Imagine acordar e descobrir que a cobrança que você pagava desde 2021 por vender na Amazon Brasil pode ter acabado — ou pelo menos sofrido um recuo significativo. Isso não é ficção. Com a possível redução da Selic, o cenário fiscal para marketplaces está em jogo.
O que está acontecendo
O ministro da Fazenda, Fernando Haddad, tem sinalizado abertura para revisitar a chamada ‘taxa das blusinhas’, que incide sobre os valores de entrega e logística de marketplaces. A medida faz parte de uma estratégia do governo para estimular o comércio eletrônico em meio à desaceleração econômica. A possibilidade de redução está ligada a reformas tributárias em andamento, que podem simplificar ou reduzir impostos que incidem sobre serviços de logística terceirizada.
Apesar de não haver anúncios oficiais, vendedores que acompanham o setor já relatam mudanças no comportamento dos marketplaces, que estão ajustando preços e condições para antecipar uma mudança. A Shopee, por exemplo, tem oferecido promoções de taxas promocionais, enquanto a TikTok Shop intensifica investimentos em logística própria para reduzir dependência de parceiros externos.
Por que isso muda o jogo para lojistas
Para quem vende em múltiplos marketplaces, a possibilidade de redução da taxa das blusinhas pode representar um alívio financeiro direto. Afinal, essa cobrança, que pode chegar a até 30% do valor da venda em alguns casos, impacta diretamente a margem de lucro, especialmente em categorias com produtos de baixo valor unitário.

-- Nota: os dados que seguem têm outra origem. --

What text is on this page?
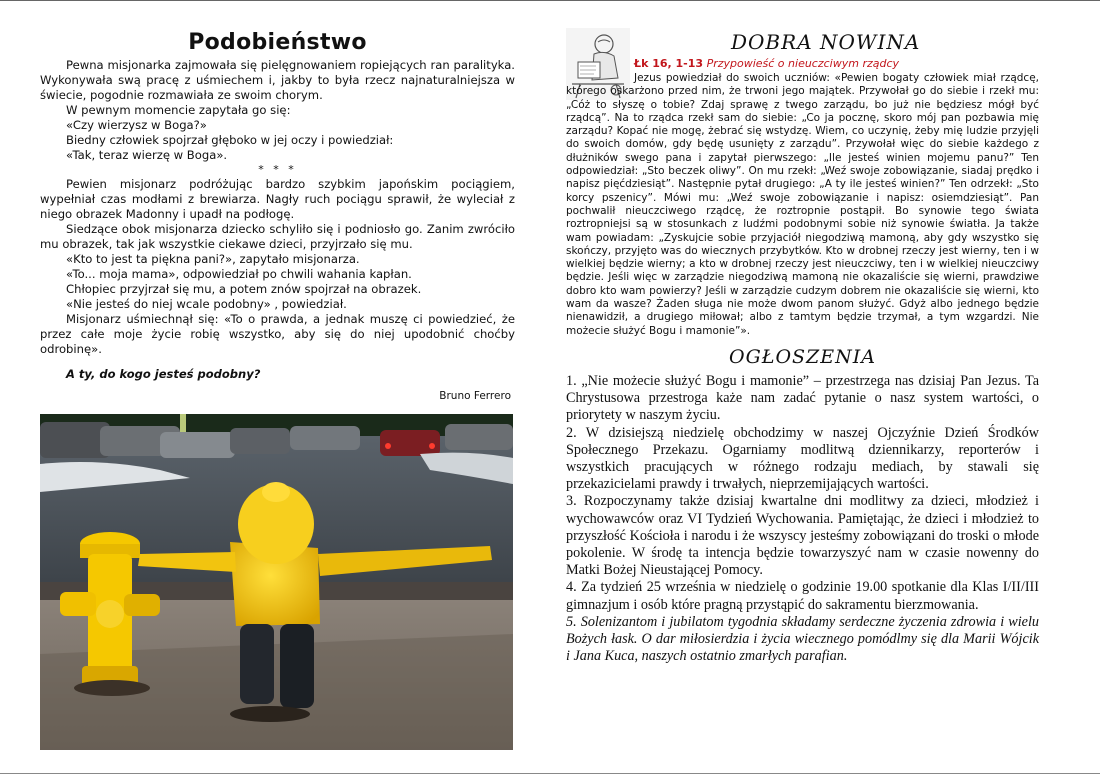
Podobieństwo

Pewna misjonarka zajmowała się pielęgnowaniem ropiejących ran paralityka. Wykonywała swą pracę z uśmiechem i, jakby to była rzecz najnaturalniejsza w świecie, pogodnie rozmawiała ze swoim chorym.

W pewnym momencie zapytała go się:

«Czy wierzysz w Boga?»

Biedny człowiek spojrzał głęboko w jej oczy i powiedział:

«Tak, teraz wierzę w Boga».

* * *

Pewien misjonarz podróżując bardzo szybkim japońskim pociągiem, wypełniał czas modłami z brewiarza. Nagły ruch pociągu sprawił, że wyleciał z niego obrazek Madonny i upadł na podłogę.

Siedzące obok misjonarza dziecko schyliło się i podniosło go. Zanim zwróciło mu obrazek, tak jak wszystkie ciekawe dzieci, przyjrzało się mu.

«Kto to jest ta piękna pani?», zapytało misjonarza.

«To... moja mama», odpowiedział po chwili wahania kapłan.

Chłopiec przyjrzał się mu, a potem znów spojrzał na obrazek.

«Nie jesteś do niej wcale podobny» , powiedział.

Misjonarz uśmiechnął się: «To o prawda, a jednak muszę ci powiedzieć, że przez całe moje życie robię wszystko, aby się do niej upodobnić choćby odrobinę».

A ty, do kogo jesteś podobny?
Bruno Ferrero
DOBRA NOWINA
Łk 16, 1-13 Przypowieść o nieuczciwym rządcy

Jezus powiedział do swoich uczniów: «Pewien bogaty człowiek miał rządcę, którego oskarżono przed nim, że trwoni jego majątek. Przywołał go do siebie i rzekł mu: „Cóż to słyszę o tobie? Zdaj sprawę z twego zarządu, bo już nie będziesz mógł być rządcą”. Na to rządca rzekł sam do siebie: „Co ja pocznę, skoro mój pan pozbawia mię zarządu? Kopać nie mogę, żebrać się wstydzę. Wiem, co uczynię, żeby mię ludzie przyjęli do swoich domów, gdy będę usunięty z zarządu”. Przywołał więc do siebie każdego z dłużników swego pana i zapytał pierwszego: „Ile jesteś winien mojemu panu?” Ten odpowiedział: „Sto beczek oliwy”. On mu rzekł: „Weź swoje zobowiązanie, siadaj prędko i napisz pięćdziesiąt”. Następnie pytał drugiego: „A ty ile jesteś winien?” Ten odrzekł: „Sto korcy pszenicy”. Mówi mu: „Weź swoje zobowiązanie i napisz: osiemdziesiąt”. Pan pochwalił nieuczciwego rządcę, że roztropnie postąpił. Bo synowie tego świata roztropniejsi są w stosunkach z ludźmi podobnymi sobie niż synowie światła. Ja także wam powiadam: „Zyskujcie sobie przyjaciół niegodziwą mamoną, aby gdy wszystko się skończy, przyjęto was do wiecznych przybytków. Kto w drobnej rzeczy jest wierny, ten i w wielkiej będzie wierny; a kto w drobnej rzeczy jest nieuczciwy, ten i w wielkiej nieuczciwy będzie. Jeśli więc w zarządzie niegodziwą mamoną nie okazaliście się wierni, prawdziwe dobro kto wam powierzy? Jeśli w zarządzie cudzym dobrem nie okazaliście się wierni, kto wam da wasze? Żaden sługa nie może dwom panom służyć. Gdyż albo jednego będzie nienawidził, a drugiego miłował; albo z tamtym będzie trzymał, a tym wzgardzi. Nie możecie służyć Bogu i mamonie”».

OGŁOSZENIA

1. „Nie możecie służyć Bogu i mamonie” – przestrzega nas dzisiaj Pan Jezus. Ta Chrystusowa przestroga każe nam zadać pytanie o nasz system wartości, o priorytety w naszym życiu.

2. W dzisiejszą niedzielę obchodzimy w naszej Ojczyźnie Dzień Środków Społecznego Przekazu. Ogarniamy modlitwą dziennikarzy, reporterów i wszystkich pracujących w różnego rodzaju mediach, by stawali się przekazicielami prawdy i trwałych, nieprzemijających wartości.

3. Rozpoczynamy także dzisiaj kwartalne dni modlitwy za dzieci, młodzież i wychowawców oraz VI Tydzień Wychowania. Pamiętając, że dzieci i młodzież to przyszłość Kościoła i narodu i że wszyscy jesteśmy zobowiązani do troski o młode pokolenie. W środę ta intencja będzie towarzyszyć nam w czasie nowenny do Matki Bożej Nieustającej Pomocy.

4. Za tydzień 25 września w niedzielę o godzinie 19.00 spotkanie dla Klas I/II/III gimnazjum i osób które pragną przystąpić do sakramentu bierzmowania.

5. Solenizantom i jubilatom tygodnia składamy serdeczne życzenia zdrowia i wielu Bożych łask. O dar miłosierdzia i życia wiecznego pomódlmy się dla Marii Wójcik i Jana Kuca, naszych ostatnio zmarłych parafian.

Além disso, a mudança pode acelerar a migração de vendedores para plataformas que já oferecem estruturas mais favoráveis. Quem depende de logística própria, como muitos no TikTok Shop, pode ver vantagens ainda maiores, já que a redução de custos com transporte e armazenagem pode ser um diferencial competitivo.
O que fazer agora: passo a passo
- Monitore diariamente os comunicados dos marketplaces sobre mudanças nas taxas e condições de venda.
- Ajuste preços e margens para testar a resposta do mercado caso as taxas sejam reduzidas.
- Negocie com logística própria ou parceiros para reduzir custos com entrega, aproveitando a possível melhora no cenário fiscal.
- Invista em promoções estratégicas para atrair clientes durante a transição, aproveitando a expectativa de redução de taxas.
- Reavalie a presença em marketplaces com taxas mais altas, como a Amazon Brasil, que ainda não mostrou sinais claros de redução.
Erros comuns que você deve evitar
- Ignorar a possibilidade de mudanças fiscais e não planejar a operação para cenários de redução de taxas.
- Continuar dependendo exclusivamente de marketplaces com taxas voláteis sem ter uma estratégia de saída ou diversificação.
- Não renegociar contratos com logística terceirizada, perdendo a chance de reduzir custos em um momento de ajuste fiscal.
Análise D3ECOM
Na nossa experiência com clientes, vemos uma tendência clara: os marketplaces estão cada vez mais dispostos a oferecer condições mais competitivas quando o ambiente macroeconômico permite. A redução da Selic, por exemplo, pode ser o gatilho para uma reestruturação completa do modelo de cobrança.
Além disso, muitos vendedores ainda não percebem o quanto a logística própria pode ser um diferencial. Com a possibilidade de redução de custos fiscais, integrar uma estratégia de logística própria — seja através de armazéns próprios ou parcerias estratégicas — pode ser o passo decisivo para escalar as vendas sem aumentar a margem de custo.
O que poucos estão vendo é o impacto indireto: com mais liquidez disponível após a redução de taxas, os vendedores podem investir mais em anúncios, melhorar a qualidade do atendimento e até mesmo expandir para novos mercados com menor risco financeiro.
Se você quer se manter à frente da curva, não espere a política sair da calada quente. Comece a se preparar agora para aproveitar ao máximo as mudanças que virão.